2. Ich mag das Thema
Vor Jahren habe ich eine Geschichte für eine Weihnachtsanthologie geschrieben, weil es eine herrliche Anti-Weihnachtsgeschichte sein durfte, in der ein Song die wichtigste Rolle spielte. Hey, genau mein Ding. Ich habe blitzschnell zugesagt und beim Schreiben jede Menge Spass gehabt. Gerade jetzt schreibe ich an einer Geschichte mit einem Thema, das mich auch privat sehr umtreibt (dazu mehr in Teil 3).

3. Ich erhoffe mir etwas davon
Bei einer Anthologie ging es um eine Zielgruppe, für die ich noch nie geschrieben hatte.
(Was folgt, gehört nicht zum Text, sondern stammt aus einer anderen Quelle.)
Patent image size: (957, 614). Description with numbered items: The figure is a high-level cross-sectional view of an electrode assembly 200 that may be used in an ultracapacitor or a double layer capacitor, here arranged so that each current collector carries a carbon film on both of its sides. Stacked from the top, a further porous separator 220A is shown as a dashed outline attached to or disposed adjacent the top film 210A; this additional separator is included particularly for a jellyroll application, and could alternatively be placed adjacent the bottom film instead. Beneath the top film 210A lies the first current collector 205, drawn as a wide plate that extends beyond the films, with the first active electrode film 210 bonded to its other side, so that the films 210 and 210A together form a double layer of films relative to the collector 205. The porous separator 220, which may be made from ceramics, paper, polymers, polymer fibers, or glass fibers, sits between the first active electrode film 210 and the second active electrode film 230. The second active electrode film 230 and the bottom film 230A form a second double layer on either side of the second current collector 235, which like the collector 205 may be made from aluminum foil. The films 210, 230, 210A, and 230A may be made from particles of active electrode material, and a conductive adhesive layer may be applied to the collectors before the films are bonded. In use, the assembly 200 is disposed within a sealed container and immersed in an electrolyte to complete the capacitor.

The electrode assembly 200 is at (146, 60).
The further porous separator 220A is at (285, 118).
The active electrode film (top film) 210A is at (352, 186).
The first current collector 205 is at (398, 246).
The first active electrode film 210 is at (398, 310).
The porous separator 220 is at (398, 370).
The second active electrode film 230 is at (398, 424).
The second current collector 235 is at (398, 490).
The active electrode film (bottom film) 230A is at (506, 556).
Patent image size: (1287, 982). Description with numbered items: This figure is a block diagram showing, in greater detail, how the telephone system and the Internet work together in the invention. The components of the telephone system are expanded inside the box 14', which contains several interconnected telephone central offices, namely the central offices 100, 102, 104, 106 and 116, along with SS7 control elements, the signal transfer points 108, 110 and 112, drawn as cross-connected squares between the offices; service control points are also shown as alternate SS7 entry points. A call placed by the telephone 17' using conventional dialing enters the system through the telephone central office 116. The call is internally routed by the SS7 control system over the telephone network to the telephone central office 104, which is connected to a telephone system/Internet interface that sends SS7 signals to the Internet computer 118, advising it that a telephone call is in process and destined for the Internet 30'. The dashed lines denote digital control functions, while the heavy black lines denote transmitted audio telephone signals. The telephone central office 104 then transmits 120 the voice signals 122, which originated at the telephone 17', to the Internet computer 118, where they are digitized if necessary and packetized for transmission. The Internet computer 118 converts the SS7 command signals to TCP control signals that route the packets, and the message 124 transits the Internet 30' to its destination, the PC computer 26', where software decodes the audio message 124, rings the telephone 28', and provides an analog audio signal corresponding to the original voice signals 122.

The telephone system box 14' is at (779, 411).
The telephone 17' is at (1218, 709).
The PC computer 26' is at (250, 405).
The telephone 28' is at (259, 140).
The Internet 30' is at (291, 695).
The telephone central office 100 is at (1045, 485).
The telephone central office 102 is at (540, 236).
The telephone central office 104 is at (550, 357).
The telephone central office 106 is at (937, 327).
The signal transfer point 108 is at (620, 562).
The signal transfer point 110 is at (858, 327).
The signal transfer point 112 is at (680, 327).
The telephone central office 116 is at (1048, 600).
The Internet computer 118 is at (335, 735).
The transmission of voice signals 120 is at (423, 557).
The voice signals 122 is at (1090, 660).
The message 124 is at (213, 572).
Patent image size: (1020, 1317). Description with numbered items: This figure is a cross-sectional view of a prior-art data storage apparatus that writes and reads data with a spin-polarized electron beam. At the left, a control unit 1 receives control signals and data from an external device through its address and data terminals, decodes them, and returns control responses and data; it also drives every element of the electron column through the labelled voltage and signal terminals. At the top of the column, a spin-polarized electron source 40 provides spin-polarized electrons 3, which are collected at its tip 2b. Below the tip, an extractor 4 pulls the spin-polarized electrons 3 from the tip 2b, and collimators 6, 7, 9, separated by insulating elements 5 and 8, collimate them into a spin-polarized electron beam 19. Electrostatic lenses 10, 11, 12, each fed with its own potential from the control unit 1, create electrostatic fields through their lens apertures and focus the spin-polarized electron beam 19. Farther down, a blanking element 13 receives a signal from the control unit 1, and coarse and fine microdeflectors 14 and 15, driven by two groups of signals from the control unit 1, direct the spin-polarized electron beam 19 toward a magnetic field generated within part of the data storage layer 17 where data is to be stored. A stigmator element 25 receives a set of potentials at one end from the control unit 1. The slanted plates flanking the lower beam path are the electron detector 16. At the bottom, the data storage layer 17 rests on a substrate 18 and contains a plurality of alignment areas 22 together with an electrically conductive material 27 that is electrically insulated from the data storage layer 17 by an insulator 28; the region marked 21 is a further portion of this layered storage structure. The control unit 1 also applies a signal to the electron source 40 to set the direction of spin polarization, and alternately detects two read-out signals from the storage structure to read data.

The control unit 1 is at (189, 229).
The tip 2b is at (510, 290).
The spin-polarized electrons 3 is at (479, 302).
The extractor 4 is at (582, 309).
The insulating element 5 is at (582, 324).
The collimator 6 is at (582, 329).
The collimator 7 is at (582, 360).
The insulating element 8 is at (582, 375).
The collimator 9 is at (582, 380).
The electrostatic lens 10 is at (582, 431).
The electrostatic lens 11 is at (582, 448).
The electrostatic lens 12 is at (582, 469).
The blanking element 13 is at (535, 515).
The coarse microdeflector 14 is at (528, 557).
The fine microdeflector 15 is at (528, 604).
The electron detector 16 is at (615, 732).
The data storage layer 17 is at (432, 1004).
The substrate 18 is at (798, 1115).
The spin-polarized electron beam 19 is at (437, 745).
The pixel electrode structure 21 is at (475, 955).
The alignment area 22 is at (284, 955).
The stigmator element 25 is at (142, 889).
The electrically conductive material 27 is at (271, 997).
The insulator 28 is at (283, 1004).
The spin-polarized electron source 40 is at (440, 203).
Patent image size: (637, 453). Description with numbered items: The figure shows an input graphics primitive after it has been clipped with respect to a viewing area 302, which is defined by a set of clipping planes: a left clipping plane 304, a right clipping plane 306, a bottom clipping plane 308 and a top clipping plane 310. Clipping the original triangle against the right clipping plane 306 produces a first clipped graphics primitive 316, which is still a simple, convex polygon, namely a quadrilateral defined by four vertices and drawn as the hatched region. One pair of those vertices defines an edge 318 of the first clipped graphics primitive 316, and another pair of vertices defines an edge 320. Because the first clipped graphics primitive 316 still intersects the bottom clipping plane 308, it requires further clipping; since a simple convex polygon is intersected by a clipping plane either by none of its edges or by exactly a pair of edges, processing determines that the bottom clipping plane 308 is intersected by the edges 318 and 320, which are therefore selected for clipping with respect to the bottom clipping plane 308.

Ich wollte für mich herausfinden, ob ich das kann ;-) (Ja, auch solche Beweggründe gibt es). Es kann aber auch sein, dass die Anfrage von einem Verlag kommt, mit dem ich gerne Kontakt hätte - und so eine Anthologie ist eine gute Gelegenheit, sich von seiner besten Seite zu zeigen. Das gilt sowohl für die Schreibenden als auch den Verlag.

Meine Erfahrungen sind gemischt, von schlicht wunderbar bis total daneben und frustrierend (mehr dazu in Teil 2).

Was mich interessieren würde:
- LeserInnen: Lest ihr Anthologien und wenn ja, weshalb?
- AutorInnen: Macht ihr gerne bei Antholgien mit und wenn ja, weshalb?

Die Kommentarfunktion ist offen. Es würde mich freuen, eure Gedanken dazu zu lesen.

7 Kommentare:

Andrea hat gesagt…

Liebe Alice,
als Leserin: Ich lese gerne Kurzgeschichten, bevorzugt aber Bände mit Geschichten eines Autors oder einer Autorin. Ich mag die kurze Form für abends - eine Geschichte lesen, schlafen, fertig ;-) Anthologien mit Geschichten unterschiedlicher Autoren und Autorinnen lese ich meist nur, wenn ich eine/n der Mitwirkenden persönlich kenne.
Als Autorin schreibe ich ab und zu für Anthologien. Da geht es mir ähnlich wie dir: dann, wenn ich den Verlag mag oder wenn ich das Projekt toll finde. Ich schreibe gerne kurze Sachen, das liegt mir.
Liebe Grüße von Andrea

Regula Aeppli hat gesagt…

Danke für deine interessanten Gedanken. Ich persönlich wähle mir keine Anthologien zum Lesen aus. Wenn ich welche lese, dann ist es, weil ich ein Buch ausgeliehen oder geschenkt bekomme. Der Grund? Meist gefallen mir nur ein paar wenige Geschichten im Buch - nie alle.

Christine hat gesagt…

Liebe Alice, ich lese und schreibe gerne Anthologien, weil ich fasziniert bin wie die verschiedenen Autoren ein Thema angehen. Ich findes es recht anspruchsvoll in wenig Seiten, die Charaktere zu beschreiben und eine spannende Geschichte auf den Punkt zu bringen - den Punkt den niemand erwartet hat. Wenn ich wenig Zeit habe zum Lesen, z.B. beim Zugfahren oder einer Mittagspause, lese ich lieber Kurzgeschichten - eine abgeschlossene Story.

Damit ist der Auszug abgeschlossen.